Had she given up hope? A sour-tasting vignette suggests not. In the aftermath of victory at Actium, Octavian despatched two men to visit Cleopatra ‘and instructed them carefully what they should say and do’.3 Cassius Dio identifies the men as ‘Gaius Proculeius, a knight, and Epaphroditus, a freedman’.4 Granted an audience with the vanquished Egyptian queen, the men seized Cleopatra and ‘removed from her any means of ending her life’, before transferring her, a prisoner, to the monument in which she set about the task of embalming Mark Antony’s body. Although, as we know, Cleopatra subsequently outwitted her gaolers to achieve romantic immortality at the fangs of an asp, Octavian was pleased by their diligence. Clearly knight and Triumvir had a relationship of some trust. In his account of ‘the misfortunes of Augustus’, Pliny records momentary ‘desperation’ on Augustus’s part, ‘which caused him even to beg Proculeius to put him to death, when he was hard-pressed by the enemy in a naval engagement’.5 Proculeius’s non-cooperation in this instance contrasts with his service towards Cleopatra. Dio reports that Augustus afterwards held him ‘in the highest honour’.6
In 21 BC that honour did not suffice to persuade Augustus to marry his only daughter to Proculeius – as Tacitus’s Tiberius would later remind the ambitious equestrian Sejanus, when the latter aspired to the hand of his niece Livilla. ‘Augustus, you say, considered marrying his daughter to a knight. But he foresaw that the man set apart by such an alliance would be enormously elevated; and is it surprising, therefore, that those he had in mind were men like Gaius Proculeius, noted for their retiring abstention from public affairs?’7
Proculeius’s champion, it ha
s been suggested, was Livia.8 The reasons ascribed to her are cynical in the extreme. Proculeius did not enjoy good health. In pursuit of relief from his sufferings, he unwittingly brought about his own demise. The gruesome circumstances are recounted in Pliny’s discussion of the properties of gypsum. ‘There is one remarkable fact connected with this substance: Gaius Proculeius, an intimate friend of the Emperor Augustus, suffering from violent pains in the stomach, swallowed gypsum, and so put an end to his existence.’9 If she knew of Proculeius’s affliction, Livia can have had only one motive: by involving Julia in a marriage certain to be of short duration, to win time for Tiberius, at that point still unmarried. Livia may have been encouraged in her bid by the relationship of trust and friendship obtaining between Augustus and Proculeius and the latter’s ‘safe’ reputation for lack of political ambition. But it is surprising that she should propose for Julia a husband of equestrian rank when she herself drew little comfort from Vipsania’s token connection with the equites.
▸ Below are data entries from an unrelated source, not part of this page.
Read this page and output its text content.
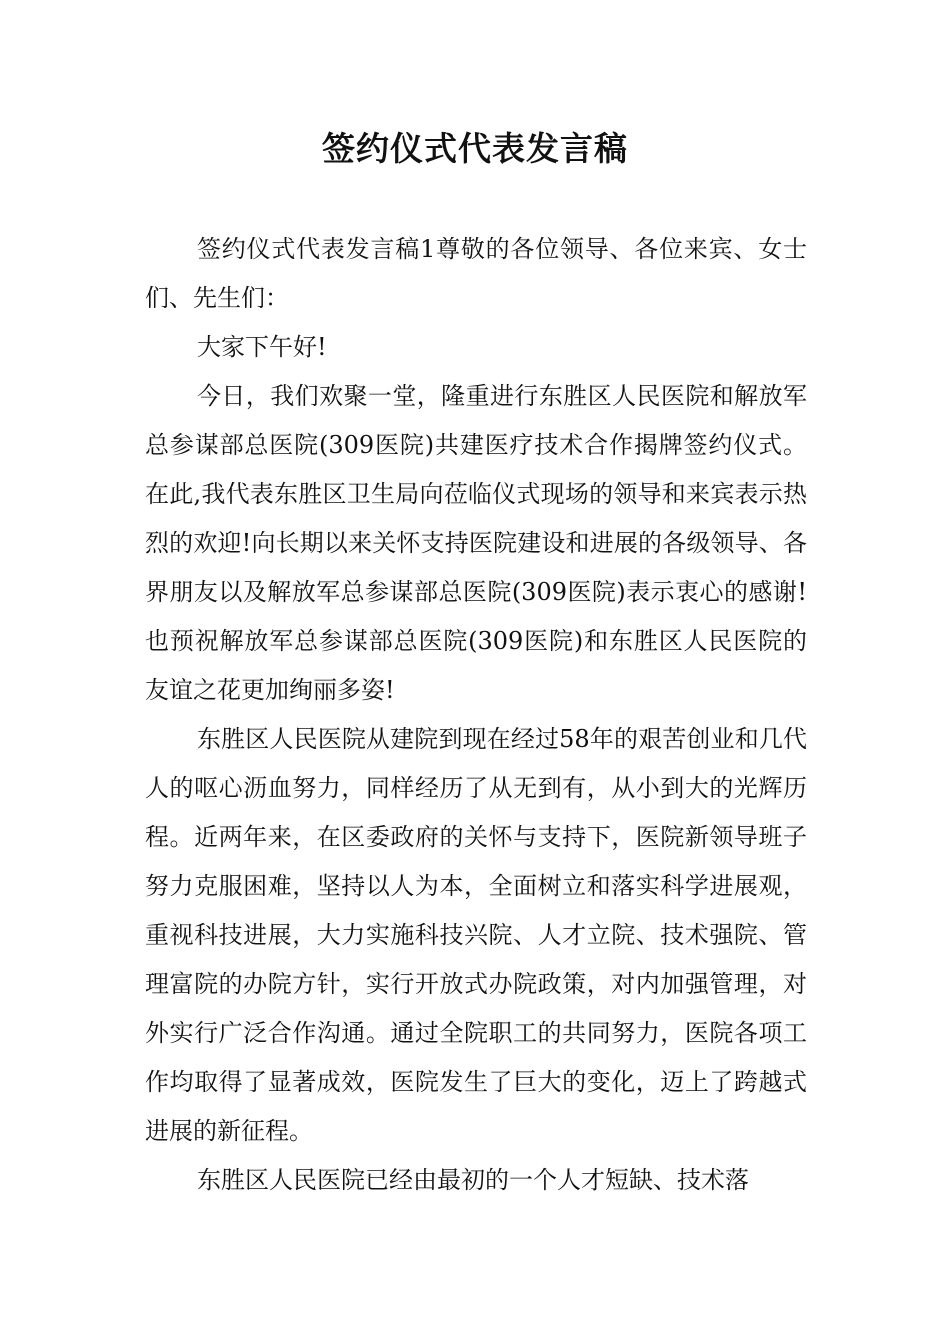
签约仪式代表发言稿

签约仪式代表发言稿1尊敬的各位领导、各位来宾、女士们、先生们：

大家下午好!

今日，我们欢聚一堂，隆重进行东胜区人民医院和解放军总参谋部总医院(309医院)共建医疗技术合作揭牌签约仪式。在此,我代表东胜区卫生局向莅临仪式现场的领导和来宾表示热烈的欢迎!向长期以来关怀支持医院建设和进展的各级领导、各界朋友以及解放军总参谋部总医院(309医院)表示衷心的感谢!也预祝解放军总参谋部总医院(309医院)和东胜区人民医院的友谊之花更加绚丽多姿!

东胜区人民医院从建院到现在经过58年的艰苦创业和几代人的呕心沥血努力，同样经历了从无到有，从小到大的光辉历程。近两年来，在区委政府的关怀与支持下，医院新领导班子努力克服困难，坚持以人为本，全面树立和落实科学进展观，重视科技进展，大力实施科技兴院、人才立院、技术强院、管理富院的办院方针，实行开放式办院政策，对内加强管理，对外实行广泛合作沟通。通过全院职工的共同努力，医院各项工作均取得了显著成效，医院发生了巨大的变化，迈上了跨越式进展的新征程。

东胜区人民医院已经由最初的一个人才短缺、技术落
It was not, of course, a solution Augustus favoured – whether for reasons of his own or through the admonishments of Octavia or Maecenas, we shall never know. Livia’s efforts, if such they were, did not succeed. Perhaps Tiberius’s explanation to Sejanus is the likeliest answer. It is an unsettling anecdote, its origins probably with Livia’s detractors. Instead, despite a considerable age gap, Augustus chose Agrippa for Julia, his motives overtly political. The decision made, Livia wisely concurred. When, subsequently, Augustus decided to adopt two of the sons born of the marriage, making them legally his sons as well as his grandsons, Livia seconded his wish.10 Hers was a pragmatic response. It was also perhaps a case of force majeure.